In August 2023, the FASB issued ASU 2023-05, Business Combinations-Joint Venture Formations (Subtopic 805-60): Recognition and Initial Measurement. The ASU requires that a joint venture apply a new basis of accounting upon formation in which the joint venture will recognize and initially measure its assets and liabilities at fair value (with exceptions to fair value measurement that are consistent with the business combinations guidance). The ASU is effective prospectively for all joint venture formations with a formation date on or after January 1, 2025, with early adoption permitted. The Company early adopted the ASU effective September 30, 2023 on a prospective basis.
In June 2022, the FASB issued ASU No. 2022-03, Fair Value Measurement of Equity Securities Subject to Contractual Sale Restrictions. The ASU clarifies the guidance in ASC 820, Fair Value Measurement, related to the measurement of the fair value of an equity security subject to contractual sale restrictions and introduces disclosure requirements related to such equity securities. The Company early adopted the ASU effective July 1, 2022 and the impact of the adoption was not significant.
In October 2021, the FASB issued ASU No. 2021-08, Accounting for Contract Assets and Contract Liabilities from Contracts with Customers. The ASU requires companies to apply the definition of a performance obligation under ASC 606 to recognize and measure contract assets and contract liabilities (i.e., deferred revenue) relating to contracts with customers acquired in a business combination. Prior to the adoption of this ASU, an acquirer generally recognized assets acquired and liabilities assumed in a business combination, including contract assets and contract liabilities arising from revenue contracts with customers, at fair value on the acquisition date. The ASU results in the acquirer recording acquired contract assets and liabilities on the same basis that would have been recorded by the acquiree before the acquisition under ASC 606. The ASU is effective for fiscal years beginning after December 15, 2022, with early adoption permitted. The Company early adopted the ASU effective January 1, 2021 and did not apply the standard to immaterial transactions that occurred in 2021. The impact of the adoption of the ASU was not significant.

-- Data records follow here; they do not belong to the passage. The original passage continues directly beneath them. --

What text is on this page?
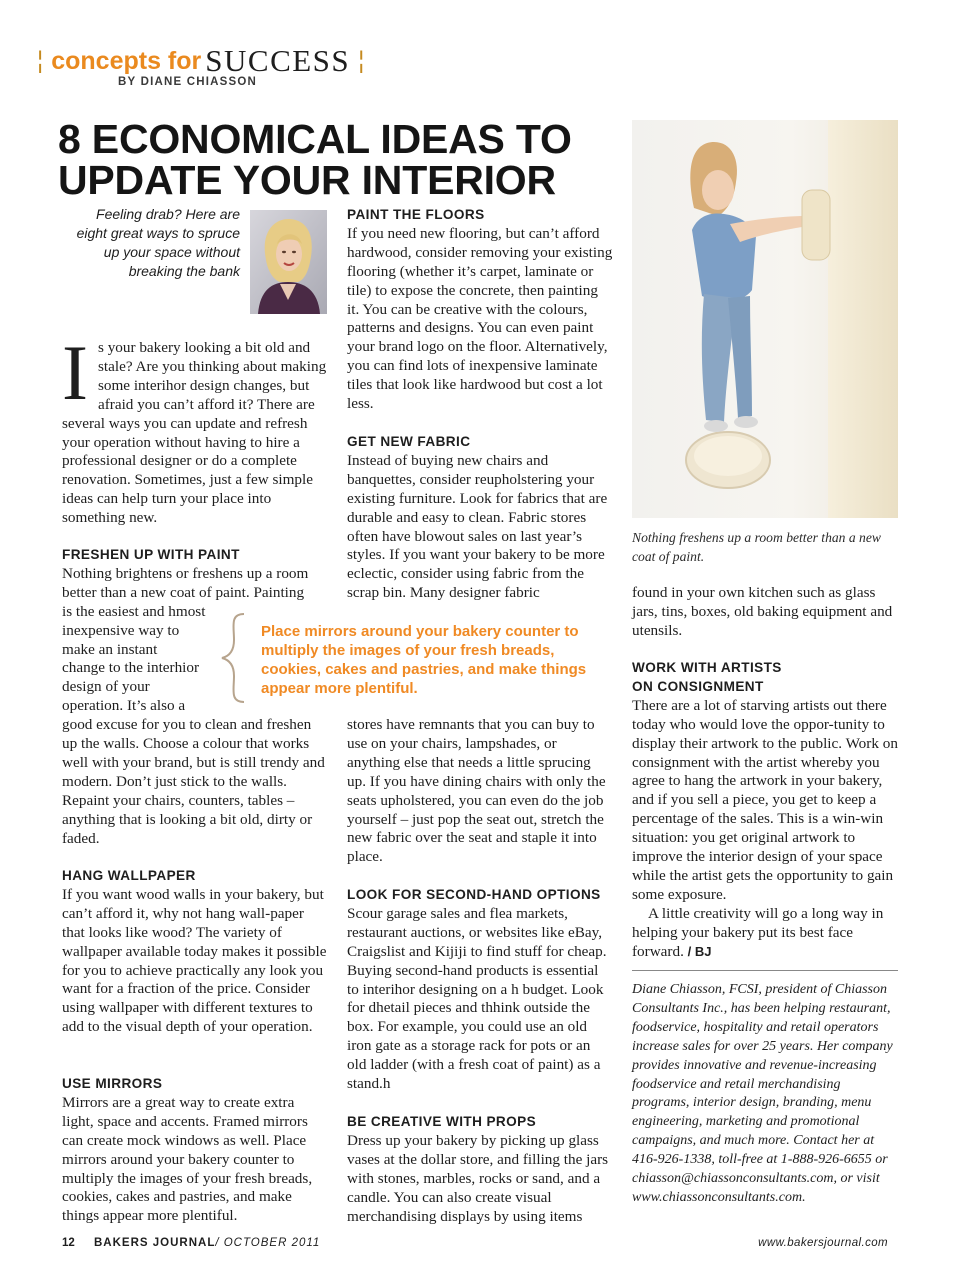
¦ concepts for SUCCESS ¦
BY DIANE CHIASSON
8 ECONOMICAL IDEAS TO
UPDATE YOUR INTERIOR
Feeling drab? Here are eight great ways to spruce up your space without breaking the bank
I s your bakery looking a bit old and stale? Are you thinking about making some interihor design changes, but afraid you can’t afford it? There are several ways you can update and refresh your operation without having to hire a professional designer or do a complete renovation. Sometimes, just a few simple ideas can help turn your place into something new.
FRESHEN UP WITH PAINT

Nothing brightens or freshens up a room better than a new coat of paint. Painting

is the easiest and hmost
inexpensive way to
make an instant
change to the interhior
design of your
operation. It’s also a

good excuse for you to clean and freshen up the walls. Choose a colour that works well with your brand, but is still trendy and modern. Don’t just stick to the walls. Repaint your chairs, counters, tables – anything that is looking a bit old, dirty or faded.

HANG WALLPAPER

If you want wood walls in your bakery, but can’t afford it, why not hang wall-paper that looks like wood? The variety of wallpaper available today makes it possible for you to achieve practically any look you want for a fraction of the price. Consider using wallpaper with different textures to add to the visual depth of your operation.

USE MIRRORS

Mirrors are a great way to create extra light, space and accents. Framed mirrors can create mock windows as well. Place mirrors around your bakery counter to multiply the images of your fresh breads, cookies, cakes and pastries, and make things appear more plentiful.

PAINT THE FLOORS

If you need new flooring, but can’t afford hardwood, consider removing your existing flooring (whether it’s carpet, laminate or tile) to expose the concrete, then painting it. You can be creative with the colours, patterns and designs. You can even paint your brand logo on the floor. Alternatively, you can find lots of inexpensive laminate tiles that look like hardwood but cost a lot less.

GET NEW FABRIC

Instead of buying new chairs and banquettes, consider reupholstering your existing furniture. Look for fabrics that are durable and easy to clean. Fabric stores often have blowout sales on last year’s styles. If you want your bakery to be more eclectic, consider using fabric from the scrap bin. Many designer fabric

Place mirrors around your bakery counter to multiply the images of your fresh breads, cookies, cakes and pastries, and make things appear more plentiful.

stores have remnants that you can buy to use on your chairs, lampshades, or anything else that needs a little sprucing up. If you have dining chairs with only the seats upholstered, you can even do the job yourself – just pop the seat out, stretch the new fabric over the seat and staple it into place.

LOOK FOR SECOND-HAND OPTIONS

Scour garage sales and flea markets, restaurant auctions, or websites like eBay, Craigslist and Kijiji to find stuff for cheap. Buying second-hand products is essential to interihor designing on a h budget. Look for dhetail pieces and thhink outside the box. For example, you could use an old iron gate as a storage rack for pots or an old ladder (with a fresh coat of paint) as a stand.h

BE CREATIVE WITH PROPS

Dress up your bakery by picking up glass vases at the dollar store, and filling the jars with stones, marbles, rocks or sand, and a candle. You can also create visual merchandising displays by using items

Nothing freshens up a room better than a new coat of paint.

found in your own kitchen such as glass jars, tins, boxes, old baking equipment and utensils.

WORK WITH ARTISTS
ON CONSIGNMENT

There are a lot of starving artists out there today who would love the oppor-tunity to display their artwork to the public. Work on consignment with the artist whereby you agree to hang the artwork in your bakery, and if you sell a piece, you get to keep a percentage of the sales. This is a win-win situation: you get original artwork to improve the interior design of your space while the artist gets the opportunity to gain some exposure.

A little creativity will go a long way in helping your bakery put its best face forward. / BJ

Diane Chiasson, FCSI, president of Chiasson Consultants Inc., has been helping restaurant, foodservice, hospitality and retail operators increase sales for over 25 years. Her company provides innovative and revenue-increasing foodservice and retail merchandising programs, interior design, branding, menu engineering, marketing and promotional campaigns, and much more. Contact her at 416-926-1338, toll-free at 1-888-926-6655 or chiasson@chiassonconsultants.com, or visit www.chiassonconsultants.com.
12 BAKERS JOURNAL/ OCTOBER 2011	www.bakersjournal.com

In August 2020, FASB issued ASU No. 2020-06, Accounting for Convertible Instruments and Contracts in an Entity’s Own Equity. The ASU includes amendments to the guidance on convertible instruments and the derivative scope exception for contracts in an entity’s own equity and simplifies the accounting for convertible instruments which include beneficial conversion features or cash conversion features by removing certain separation models in Subtopic 470-20. Additionally, the ASU requires entities to use the “if-converted” method when calculating diluted earnings per common share for convertible instruments. On January 1, 2022, the Company adopted the ASU and the ASU did not have a significant impact on the Company’s financial statements.
Prepaid Expenses and Other Current Assets
Prepaid Expenses and Other Current Assets – Prepaid expenses and other current assets primarily result from advance payments to vendors for good and services and are capitalized until the related goods are received or services are performed. Included in the Company’s prepaid expenses and other current assets as of December 31, 2023 and 2022 are prepaid expenses of $143 million and $102 million, respectively. Also included in this account as of December 31, 2023 is a tax indemnification asset of $38 million as a result of the separation from Danaher.